With over two months passed and only about three weeks left, I was thinking about some of the lessons I’ve learned on this trip. I’m getting closer to returning to Helena, and it’s hard not to think about Eliot’s idea that travel will make home new once more. He wrote, “we shall not cease from exploration, and the end of all our exploring will be to arrive where we started and know the place for the first time.”

My observations are certainly less profound, but here are a few things that I’ve learned along the way:

  • If an Airbnb or other host suggests that you eat at “a little family place,” even if it literally has no name, you almost certainly should try it.
  • I can walk much farther and for more days than I ever imagined.
  • Walking may very well be the key to a longer, more independent life. While some move quite slowly, there’s a lesson to be taken from the experience of seeing so many elderly people taking care of their own needs, shopping, and moving about their cities. They make a powerful case that more mobility outside of cars might just mean more independence later in life.

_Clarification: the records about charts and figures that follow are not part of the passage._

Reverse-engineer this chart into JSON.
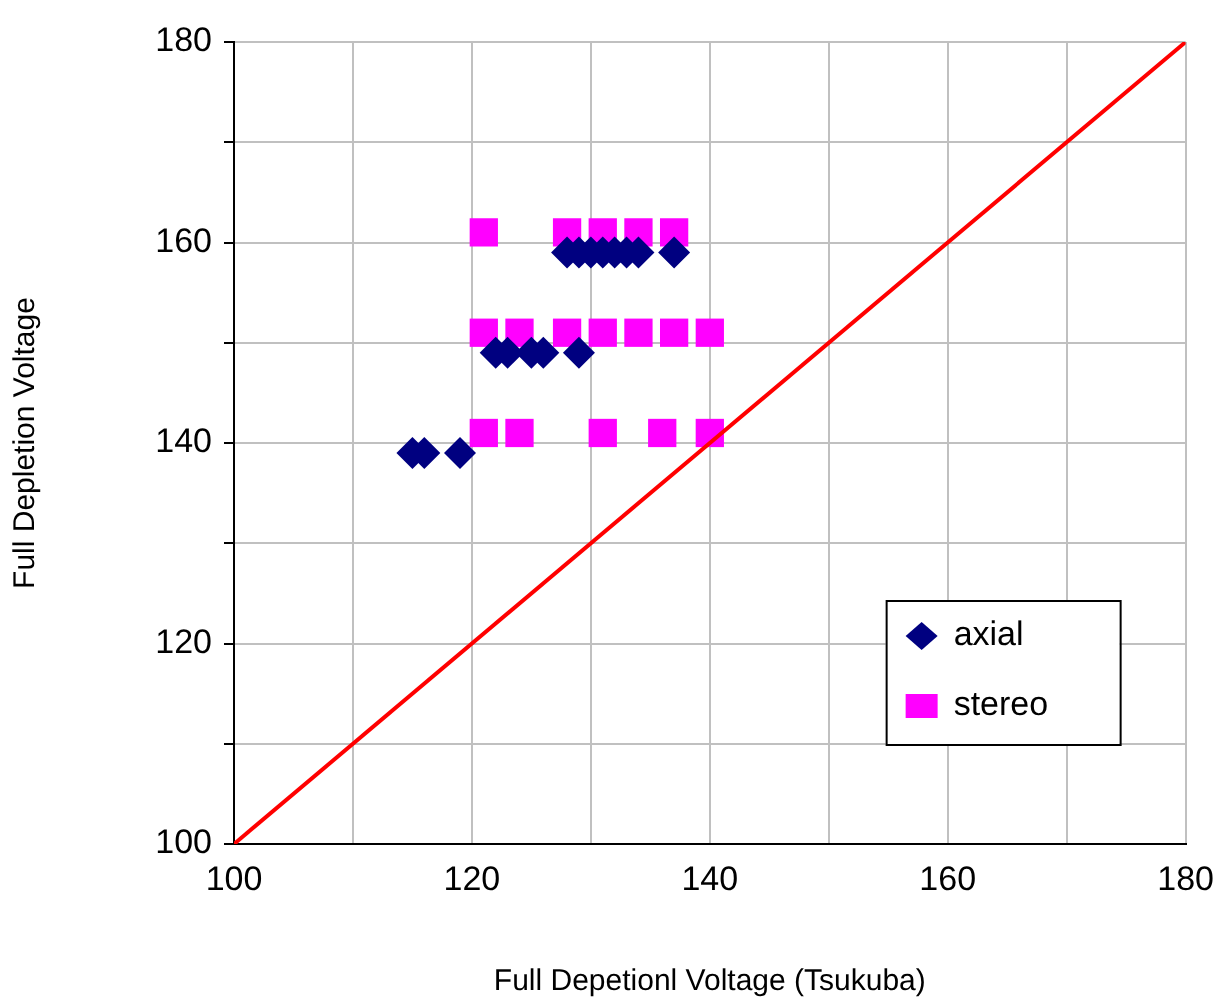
{
  "chart_data": {
    "type": "scatter",
    "xlabel": "Full Depetionl Voltage (Tsukuba)",
    "ylabel": "Full Depletion Voltage",
    "xlim": [
      100,
      180
    ],
    "ylim": [
      100,
      180
    ],
    "xticks": [
      100,
      {
        "value": 110,
        "label": null
      },
      120,
      {
        "value": 130,
        "label": null
      },
      140,
      {
        "value": 150,
        "label": null
      },
      160,
      {
        "value": 170,
        "label": null
      },
      180
    ],
    "yticks": [
      100,
      {
        "value": 110,
        "label": null
      },
      120,
      {
        "value": 130,
        "label": null
      },
      140,
      {
        "value": 150,
        "label": null
      },
      160,
      {
        "value": 170,
        "label": null
      },
      180
    ],
    "grid": true,
    "legend": "bottom right",
    "series": [
      {
        "name": "axial",
        "color": "#000080",
        "marker": "diamond",
        "x": [
          115,
          116,
          119,
          122,
          123,
          125,
          126,
          129,
          128,
          129,
          130,
          131,
          132,
          133,
          134,
          137
        ],
        "values": [
          139,
          139,
          139,
          149,
          149,
          149,
          149,
          149,
          159,
          159,
          159,
          159,
          159,
          159,
          159,
          159
        ]
      },
      {
        "name": "stereo",
        "color": "#ff00ff",
        "marker": "square",
        "x": [
          121,
          124,
          131,
          136,
          140,
          121,
          124,
          128,
          131,
          134,
          137,
          140,
          121,
          128,
          131,
          134,
          137
        ],
        "values": [
          141,
          141,
          141,
          141,
          141,
          151,
          151,
          151,
          151,
          151,
          151,
          151,
          161,
          161,
          161,
          161,
          161
        ]
      },
      {
        "type": "line",
        "color": "#ff0000",
        "marker": "none",
        "x": [
          100,
          180
        ],
        "values": [
          100,
          180
        ]
      }
    ]
  }
}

  • Eat the special dish of the city or region you’re in, no matter what. Fine, be a vegetarian back home, but if the people of Porto have a special sandwich that has three kinds of meat served in a special sauce over a bed of French fries, you should eat the damn thing.
  • About 97% of the illnesses and little aches I experience back home must be stress-related. That’s a valuable but frustrating bit of information.
  • The people of Portugal are rightly sure that their food and coffee is better than what you’ll find in Spain—and make sure to tell you. I can hardly be critical of them for that, as I’ve told roughly 854 people that Montana is the most beautiful part of the United States thus far.
  • I need to find a way to take longer trips in the future. When I leave, I will have been in Portugal for nine days, making it one of my longest trips, but I already feel like it’s just not enough time.
  • That being said, a short and intense visit to a new place can be incredible.
  • There are far worse ways to experience a new city on the first day than to drop off your bag, head for the city center and just wander the whole day. Travel guides are wonderful resources, but serendipitous discovery is even more rewarding.
  • Drivers in Helena might be frustrating, but many drivers in Europe are terrifying. On a related note, pedestrians are in danger everywhere, all the time.
  • The worst part of travel is the travel: getting to airports, finding train stations, making schedules work. That being said, people in transportation are often the best resources to learn about a new city, and European trains and buses are marvels.
  • If you plan to navigate through a European city on foot using Google Maps, you might as well just blind yourself, Oedipus-style, and wander aimlessly through the streets. It might just be less frustrating.
  • Rely on friends and pick up hitchhikers. Seriously.
  • It’s not a great idea to get your first tattoo in a country where you don’t speak the language.